If it sounds like this book has a very male focus, it's not the case. Henry's wife Beth has a very strong central role on the story. So do the other wives. In fact, the book might have been called 4 Weddings and a Shooting (as there is no funeral), because the action that drives the story forward all happen at the weddings of each of the men. The novel starts as Kip is getting hitched to Felicia. Lee returns to town for the wedding, and brings his Hollywood girlfriend with him. At Kip's bachelor party, Ronny meets his future wife to be. Kip manages to thoroughly alienate Lee at his wedding, and the consequence is that Kip and Felicia are ignored by everyone in town for a while. 

The story then skips forward in time to Lee's Hollywood wedding in New York. Lee's paid for Henry, Beth, Ronny and Lucy, Ronny's girlfriend, to come to the wedding. The point of view shifts between the different characters, and we learn from Beth that since Kip and Felicia's wedding, she and Felicia have become very close friends. We also learn of Beth and Lee's secret history.

Once again the storyline skips until the next wedding. This time it's Ronny and Lucy's time to walk down the aisle. But not all the other 3 couples are doing so well anymore. Lee's wife has left him, and Lee's determined to stay permanently in Little Wing. Kip and Felicia are having serious problems as well. Felicia is determined to have children, but Kip cannot imagine himself being a father. Even Henry and Beth, the perfect couple, are going through hard times. In a moment of utter despair, Lee confessed his and Beth's secret to Henry, and the consequences are devastating.

The final wedding is ten years back in time. Henry and Beth's wedding. Beth the most beautiful bride imaginable. Henry and Beth carrying on traditions, in more ways that one. And while Lee is thinking back on the day his best friend married the most beautiful woman he knew, he is trying to patch things up with Henry in maybe not the smartest way.

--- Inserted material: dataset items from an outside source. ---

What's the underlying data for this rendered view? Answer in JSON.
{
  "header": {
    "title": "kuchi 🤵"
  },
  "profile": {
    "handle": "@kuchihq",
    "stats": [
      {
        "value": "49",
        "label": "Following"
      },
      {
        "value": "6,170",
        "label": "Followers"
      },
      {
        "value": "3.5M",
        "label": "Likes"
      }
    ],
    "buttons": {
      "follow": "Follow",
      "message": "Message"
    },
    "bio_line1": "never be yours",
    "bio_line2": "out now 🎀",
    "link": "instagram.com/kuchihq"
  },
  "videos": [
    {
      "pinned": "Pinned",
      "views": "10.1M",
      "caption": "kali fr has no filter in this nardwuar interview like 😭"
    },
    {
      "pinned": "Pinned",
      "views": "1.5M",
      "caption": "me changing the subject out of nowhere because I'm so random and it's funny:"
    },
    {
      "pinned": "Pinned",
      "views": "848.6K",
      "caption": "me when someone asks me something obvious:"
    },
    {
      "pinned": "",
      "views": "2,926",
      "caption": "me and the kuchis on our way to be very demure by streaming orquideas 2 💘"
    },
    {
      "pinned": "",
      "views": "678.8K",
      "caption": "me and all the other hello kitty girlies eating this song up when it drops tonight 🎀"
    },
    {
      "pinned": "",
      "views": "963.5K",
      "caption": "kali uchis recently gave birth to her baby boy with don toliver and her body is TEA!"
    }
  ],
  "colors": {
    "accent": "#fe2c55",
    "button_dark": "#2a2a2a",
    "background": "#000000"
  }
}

So why this obsession with weddings? It brings people together, it breaks people apart? It brings to the table strong emotion and leaves room for confrontations, both between people and inside a person? It carries on tradition and the hopes for the future? I really find it interesting how Butles makes it one of his strongest recurring motifs in the story. I guess it might be because a wedding is symbolically one of the most important events in an adult person's life. It is a catalyst for change in a life which can indicate who you are, what you are, where you are.

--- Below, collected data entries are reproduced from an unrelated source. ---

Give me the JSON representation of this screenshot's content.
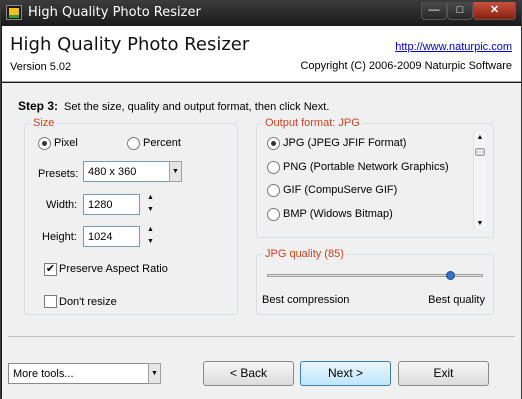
{
  "window": {
    "title": "High Quality Photo Resizer",
    "min_glyph": "—",
    "max_glyph": "□",
    "close_glyph": "✕"
  },
  "header": {
    "app_name": "High Quality Photo Resizer",
    "version": "Version 5.02",
    "link": "http://www.naturpic.com",
    "copyright": "Copyright (C) 2006-2009 Naturpic Software"
  },
  "step": {
    "label": "Step 3:",
    "instruction": "Set the size, quality and output format, then click Next."
  },
  "size": {
    "group_title": "Size",
    "mode_pixel": "Pixel",
    "mode_percent": "Percent",
    "selected_mode": "Pixel",
    "presets_label": "Presets:",
    "presets_value": "480 x 360",
    "width_label": "Width:",
    "width_value": "1280",
    "height_label": "Height:",
    "height_value": "1024",
    "preserve_label": "Preserve Aspect Ratio",
    "preserve_checked": true,
    "dont_resize_label": "Don't resize",
    "dont_resize_checked": false
  },
  "format": {
    "group_title": "Output format: JPG",
    "options": [
      {
        "label": "JPG (JPEG JFIF Format)",
        "selected": true
      },
      {
        "label": "PNG (Portable Network Graphics)",
        "selected": false
      },
      {
        "label": "GIF (CompuServe GIF)",
        "selected": false
      },
      {
        "label": "BMP (Widows Bitmap)",
        "selected": false
      }
    ]
  },
  "quality": {
    "group_title": "JPG quality (85)",
    "value": 85,
    "min": 0,
    "max": 100,
    "low_label": "Best compression",
    "high_label": "Best quality"
  },
  "footer": {
    "more_tools": "More tools...",
    "back_label": "< Back",
    "next_label": "Next >",
    "exit_label": "Exit"
  },
  "colors": {
    "accent_title": "#d04020",
    "link": "#0000cc"
  }
}
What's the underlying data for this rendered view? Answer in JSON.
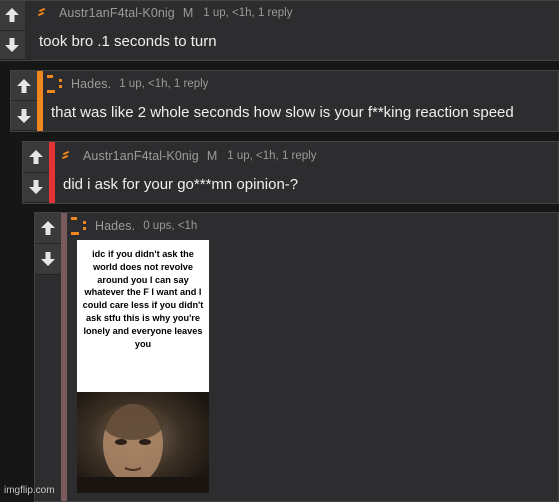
{
  "comments": [
    {
      "username": "Austr1anF4tal-K0nig",
      "badge": "M",
      "meta": "1 up, <1h, 1 reply",
      "text": "took bro .1 seconds to turn",
      "accent_color": "#2b2b2b"
    },
    {
      "username": "Hades.",
      "badge": "",
      "meta": "1 up, <1h, 1 reply",
      "text": "that was like 2 whole seconds how slow is your f**king reaction speed",
      "accent_color": "#f0861e"
    },
    {
      "username": "Austr1anF4tal-K0nig",
      "badge": "M",
      "meta": "1 up, <1h, 1 reply",
      "text": "did i ask for your go***mn opinion-?",
      "accent_color": "#e23434"
    },
    {
      "username": "Hades.",
      "badge": "",
      "meta": "0 ups, <1h",
      "text": "",
      "accent_color": "#7a5a5a"
    }
  ],
  "meme": {
    "caption": "idc if you didn't ask the world does not revolve around you I can say whatever the F I want and I could care less if you didn't ask stfu this is why you're lonely and everyone leaves you"
  },
  "watermark": "imgflip.com",
  "colors": {
    "hades_avatar": "#f0861e",
    "austrian_avatar": "#f0861e"
  }
}
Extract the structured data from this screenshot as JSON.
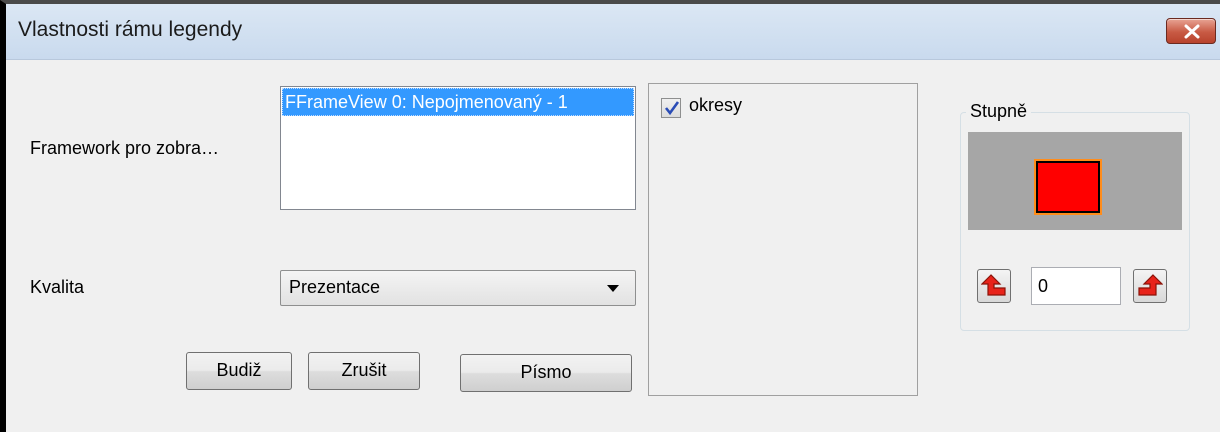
{
  "window": {
    "title": "Vlastnosti rámu legendy",
    "close_icon": "close-icon"
  },
  "form": {
    "framework_label": "Framework pro zobra…",
    "framework_items": [
      "FFrameView 0: Nepojmenovaný - 1"
    ],
    "framework_selected": "FFrameView 0: Nepojmenovaný - 1",
    "quality_label": "Kvalita",
    "quality_value": "Prezentace"
  },
  "layers": {
    "items": [
      {
        "label": "okresy",
        "checked": true
      }
    ]
  },
  "degrees": {
    "title": "Stupně",
    "preview_fill": "#ff0000",
    "preview_outline": "#ff8c1a",
    "preview_background": "#a6a6a6",
    "value": "0",
    "left_icon": "rotate-left-arrow-icon",
    "right_icon": "rotate-right-arrow-icon"
  },
  "buttons": {
    "ok": "Budiž",
    "cancel": "Zrušit",
    "font": "Písmo"
  },
  "colors": {
    "selection": "#3399ff",
    "close_button": "#c85a44",
    "arrow_red": "#e8231a"
  }
}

Love, friendship, family, tradition, home. Butler approaches these universal themes with great tenderness and care. I'm not from a small town like Little Wing, but I really understand the complicated relationships the characters have to the town that is home to them. The contradiction between the desire to stay and the will to leave. Hopes, dreams and disappointments. I am also getting close to that age when I will look back on my life and try to make sense of my status quo and question my choices.

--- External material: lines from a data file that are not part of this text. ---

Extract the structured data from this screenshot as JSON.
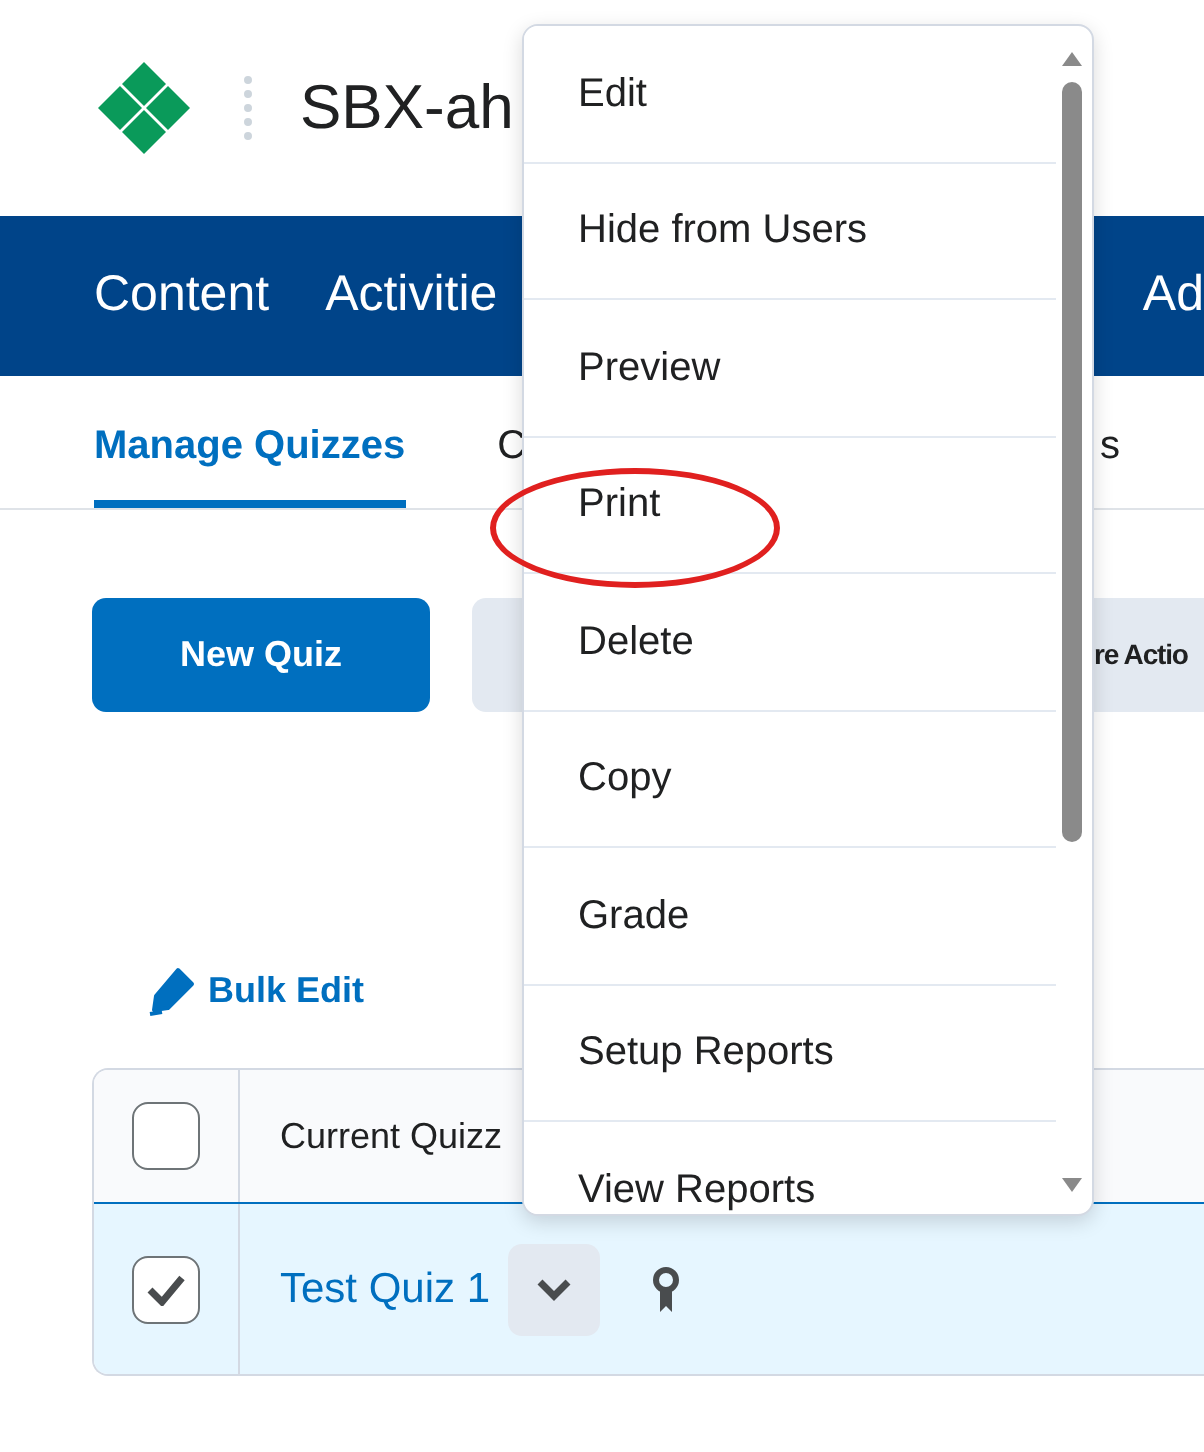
{
  "header": {
    "course_title": "SBX-ah"
  },
  "navbar": {
    "items": [
      {
        "label": "Content"
      },
      {
        "label": "Activitie"
      },
      {
        "label": "Ad"
      }
    ]
  },
  "tabs": [
    {
      "label": "Manage Quizzes",
      "selected": true
    },
    {
      "label": "C",
      "selected": false
    },
    {
      "label": "s",
      "selected": false
    }
  ],
  "toolbar": {
    "buttons": [
      {
        "label": "New Quiz",
        "kind": "primary"
      },
      {
        "label": "re Actio",
        "kind": "secondary"
      }
    ]
  },
  "bulk_edit": {
    "label": "Bulk Edit"
  },
  "table": {
    "header": {
      "checked": false,
      "label": "Current Quizz"
    },
    "rows": [
      {
        "checked": true,
        "selected": true,
        "title": "Test Quiz 1"
      }
    ]
  },
  "context_menu": {
    "items": [
      {
        "label": "Edit",
        "highlighted": false
      },
      {
        "label": "Hide from Users",
        "highlighted": false
      },
      {
        "label": "Preview",
        "highlighted": false
      },
      {
        "label": "Print",
        "highlighted": true
      },
      {
        "label": "Delete",
        "highlighted": false
      },
      {
        "label": "Copy",
        "highlighted": false
      },
      {
        "label": "Grade",
        "highlighted": false
      },
      {
        "label": "Setup Reports",
        "highlighted": false
      },
      {
        "label": "View Reports",
        "highlighted": false
      }
    ]
  }
}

I am asking myself if this novel is Butler's ode to his own hometown of Eau Clair, set close to Little Wing in the novel. And is this novel his "shotgun book", to prove to himself that he can do it? If so, he has me convinced. The characters are authentic and real. All flawed, all sympathetic, all with their own reasons, their own codes of conduct, their own internal battles and contradictions. They are just people like me and you, going about their lives trying to make the best of things. If you read it, they might just inspire you.